With 72 B200s per NVLink domain in a 500K B200s system, that’s 7K sequences per minibatch, 3x more than for Llama 3 405B[3]. The compute per second, and so per training run, is larger than with 16K H100s by a factor of 80, so by Chinchilla scaling law a dense model would be about 9 times larger, 3.5T parameters. So the model is 9x larger, processed over 9x more GPUs (per NVLink domain) that are 2.5 times faster, which means an optimizer step is 2.5 times shorter. This assumes that the sequence length stays 8K (if it’s higher then so is the time between optimizer steps, reducing the necessary bandwidth). Transmitting gradients for 9x more weights in that time requires bandwidth that’s 20 times higher, about 300 Tbps.
That’s still within the realm of possibility, some oceanfloor cables feature bandwidth on the same order of magnitude, and overland cables should enable more, but it’s no longer likely to be trivial, could require actually laying the cables between the datacenter campus sites, which could take a long time to get all the permissions and to do the construction.
16K GPUs at 40% utilization for about 4e25 dense BF16 FLOPs, which is 40% of 1e15 FLOP/s for each GPU. And 16M tokens/minibatch (Table 4) out of about 16T tokens in total.
This gives another way of getting the estimate of 6 seconds per step, which doesn’t depend on the size of the cluster at all. The compute for 1 sequence is 6 times 405B parameters times 8K tokens, processed by 8 GPUs (at some pipeline parallelism stage), each at a rate of 1e15 FLOP/s with 40% utilization on average, so it takes them 6 seconds to process a sequence.

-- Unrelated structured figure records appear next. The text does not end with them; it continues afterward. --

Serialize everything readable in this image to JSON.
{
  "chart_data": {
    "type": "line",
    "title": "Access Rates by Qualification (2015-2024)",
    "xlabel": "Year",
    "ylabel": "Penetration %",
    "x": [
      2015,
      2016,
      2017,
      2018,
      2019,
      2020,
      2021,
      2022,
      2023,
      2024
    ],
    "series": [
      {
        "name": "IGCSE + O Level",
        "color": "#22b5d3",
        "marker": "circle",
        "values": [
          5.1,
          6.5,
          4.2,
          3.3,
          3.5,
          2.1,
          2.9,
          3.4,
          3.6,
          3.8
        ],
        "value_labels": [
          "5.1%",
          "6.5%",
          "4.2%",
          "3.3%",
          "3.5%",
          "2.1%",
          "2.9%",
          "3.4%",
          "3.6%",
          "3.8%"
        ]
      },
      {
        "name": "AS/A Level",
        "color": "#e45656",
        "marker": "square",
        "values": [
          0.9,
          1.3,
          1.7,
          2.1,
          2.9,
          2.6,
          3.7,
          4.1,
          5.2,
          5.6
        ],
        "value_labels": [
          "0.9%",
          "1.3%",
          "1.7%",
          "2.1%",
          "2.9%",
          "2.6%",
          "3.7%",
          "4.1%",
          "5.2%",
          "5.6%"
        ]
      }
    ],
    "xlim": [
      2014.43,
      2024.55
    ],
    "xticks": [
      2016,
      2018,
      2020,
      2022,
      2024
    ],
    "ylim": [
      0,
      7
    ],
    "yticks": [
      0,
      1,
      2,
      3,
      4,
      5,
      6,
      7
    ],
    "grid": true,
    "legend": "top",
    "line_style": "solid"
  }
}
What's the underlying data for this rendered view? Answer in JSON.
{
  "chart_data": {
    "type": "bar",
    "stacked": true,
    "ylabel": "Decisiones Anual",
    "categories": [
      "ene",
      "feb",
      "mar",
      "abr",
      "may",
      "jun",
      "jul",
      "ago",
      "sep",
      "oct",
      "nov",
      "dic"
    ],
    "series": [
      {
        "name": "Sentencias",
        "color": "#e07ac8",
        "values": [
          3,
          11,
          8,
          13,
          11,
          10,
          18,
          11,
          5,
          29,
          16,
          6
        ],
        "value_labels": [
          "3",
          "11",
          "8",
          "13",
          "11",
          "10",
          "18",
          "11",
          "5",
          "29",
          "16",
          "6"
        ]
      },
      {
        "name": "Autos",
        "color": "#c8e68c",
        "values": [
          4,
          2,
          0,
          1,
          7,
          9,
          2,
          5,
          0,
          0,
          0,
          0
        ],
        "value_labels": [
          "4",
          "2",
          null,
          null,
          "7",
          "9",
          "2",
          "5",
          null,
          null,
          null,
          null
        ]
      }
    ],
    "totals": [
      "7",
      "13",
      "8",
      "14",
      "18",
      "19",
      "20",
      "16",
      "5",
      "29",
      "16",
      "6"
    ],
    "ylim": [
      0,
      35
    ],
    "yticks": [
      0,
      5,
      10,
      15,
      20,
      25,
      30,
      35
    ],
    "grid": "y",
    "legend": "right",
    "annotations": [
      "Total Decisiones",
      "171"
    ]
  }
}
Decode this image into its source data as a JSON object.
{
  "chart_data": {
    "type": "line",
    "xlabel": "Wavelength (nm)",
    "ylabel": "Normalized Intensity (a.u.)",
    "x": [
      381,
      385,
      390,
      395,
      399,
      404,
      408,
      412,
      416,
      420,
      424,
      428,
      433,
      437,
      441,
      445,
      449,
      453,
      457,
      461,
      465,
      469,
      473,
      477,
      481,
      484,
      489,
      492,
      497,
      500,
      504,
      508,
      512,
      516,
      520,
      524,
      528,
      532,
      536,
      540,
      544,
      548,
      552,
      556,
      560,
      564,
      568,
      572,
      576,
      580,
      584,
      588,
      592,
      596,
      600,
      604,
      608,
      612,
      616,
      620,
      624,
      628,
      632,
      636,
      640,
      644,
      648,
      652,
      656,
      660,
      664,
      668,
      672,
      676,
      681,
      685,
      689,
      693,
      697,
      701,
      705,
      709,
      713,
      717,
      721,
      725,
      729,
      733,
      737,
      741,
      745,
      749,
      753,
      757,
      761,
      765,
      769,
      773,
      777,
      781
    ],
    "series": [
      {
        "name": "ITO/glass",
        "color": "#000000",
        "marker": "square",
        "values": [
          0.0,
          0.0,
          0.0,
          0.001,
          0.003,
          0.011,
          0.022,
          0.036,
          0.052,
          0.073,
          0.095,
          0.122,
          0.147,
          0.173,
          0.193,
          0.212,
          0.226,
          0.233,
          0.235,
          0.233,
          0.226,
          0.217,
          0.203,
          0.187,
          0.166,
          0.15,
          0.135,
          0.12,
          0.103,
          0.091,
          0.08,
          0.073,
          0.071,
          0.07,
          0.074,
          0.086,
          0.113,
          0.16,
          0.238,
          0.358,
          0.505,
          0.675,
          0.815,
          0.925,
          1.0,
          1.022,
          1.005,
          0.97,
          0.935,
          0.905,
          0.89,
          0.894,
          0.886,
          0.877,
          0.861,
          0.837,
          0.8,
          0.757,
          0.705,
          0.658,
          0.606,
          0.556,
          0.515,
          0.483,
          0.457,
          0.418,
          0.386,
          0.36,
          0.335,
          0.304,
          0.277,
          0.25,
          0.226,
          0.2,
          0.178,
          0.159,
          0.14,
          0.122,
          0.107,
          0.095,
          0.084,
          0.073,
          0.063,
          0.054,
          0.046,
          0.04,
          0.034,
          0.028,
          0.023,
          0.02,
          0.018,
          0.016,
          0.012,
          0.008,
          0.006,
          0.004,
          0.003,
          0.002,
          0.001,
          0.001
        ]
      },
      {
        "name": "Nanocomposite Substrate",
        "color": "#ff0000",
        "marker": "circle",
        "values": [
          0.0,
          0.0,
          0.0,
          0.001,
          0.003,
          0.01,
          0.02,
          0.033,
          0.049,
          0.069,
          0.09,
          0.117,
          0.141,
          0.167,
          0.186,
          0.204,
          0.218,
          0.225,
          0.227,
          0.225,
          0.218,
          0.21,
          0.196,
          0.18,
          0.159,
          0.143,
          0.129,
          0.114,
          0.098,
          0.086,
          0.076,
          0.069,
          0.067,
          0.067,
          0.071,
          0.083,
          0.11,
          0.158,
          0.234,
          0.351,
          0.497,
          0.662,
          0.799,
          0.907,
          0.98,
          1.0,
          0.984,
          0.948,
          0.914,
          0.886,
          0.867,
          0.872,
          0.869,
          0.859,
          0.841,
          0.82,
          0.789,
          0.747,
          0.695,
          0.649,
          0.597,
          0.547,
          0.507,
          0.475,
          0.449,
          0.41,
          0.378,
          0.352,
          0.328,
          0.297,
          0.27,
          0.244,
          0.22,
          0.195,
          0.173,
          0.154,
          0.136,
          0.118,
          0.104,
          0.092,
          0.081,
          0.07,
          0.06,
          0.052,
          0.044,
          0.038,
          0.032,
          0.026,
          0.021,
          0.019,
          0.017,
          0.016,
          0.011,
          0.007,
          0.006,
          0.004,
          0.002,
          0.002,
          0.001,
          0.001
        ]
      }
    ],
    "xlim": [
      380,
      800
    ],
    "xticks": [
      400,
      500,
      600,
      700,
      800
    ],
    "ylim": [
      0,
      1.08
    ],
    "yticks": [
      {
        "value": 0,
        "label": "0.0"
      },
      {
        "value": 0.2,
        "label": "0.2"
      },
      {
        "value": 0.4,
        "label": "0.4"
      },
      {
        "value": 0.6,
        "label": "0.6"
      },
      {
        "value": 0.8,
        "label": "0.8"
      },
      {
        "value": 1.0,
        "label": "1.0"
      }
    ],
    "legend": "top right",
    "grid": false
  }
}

So making NVLink domains 9x larger only kept the problem of large minibatches from getting more than 3 times worse. This is still much better than 150K sequences per minibatch if the same compute was assembled in the form of 1200K H100s with 8 GPUs per NVLink domain.
And in a way, they ought to be rolling in even more compute than it looks because they are so much more focused: Anthropic isn’t doing image generation, it isn’t doing voice synthesis, it isn’t doing video generation… (As far as we know they aren’t researching those, and definitely not serving it to customers like OA or Google.) It does text LLMs. That’s it.
But nevertheless, an hour ago, working on a little literary project, I hit Anthropic switching my Claude to ‘concise’ responses to save compute. (Ironically, I think that may have made the outputs better, not worse, for that project, because Claude tends to ‘overwrite’, especially in what I was working on.)
I’d guess that the amount spent on image and voice is negligible for this BOTEC?
I do think that the amount spent on inference for customers should be a big deal though. My understanding is that OpenAI has a much bigger userbase than Anthropic. Shouldn’t that mean that, all else equal, Anthropic has more compute to spare for training & experiments? Such that if Anthropic has about as much compute total, they in effect have a big compute advantage?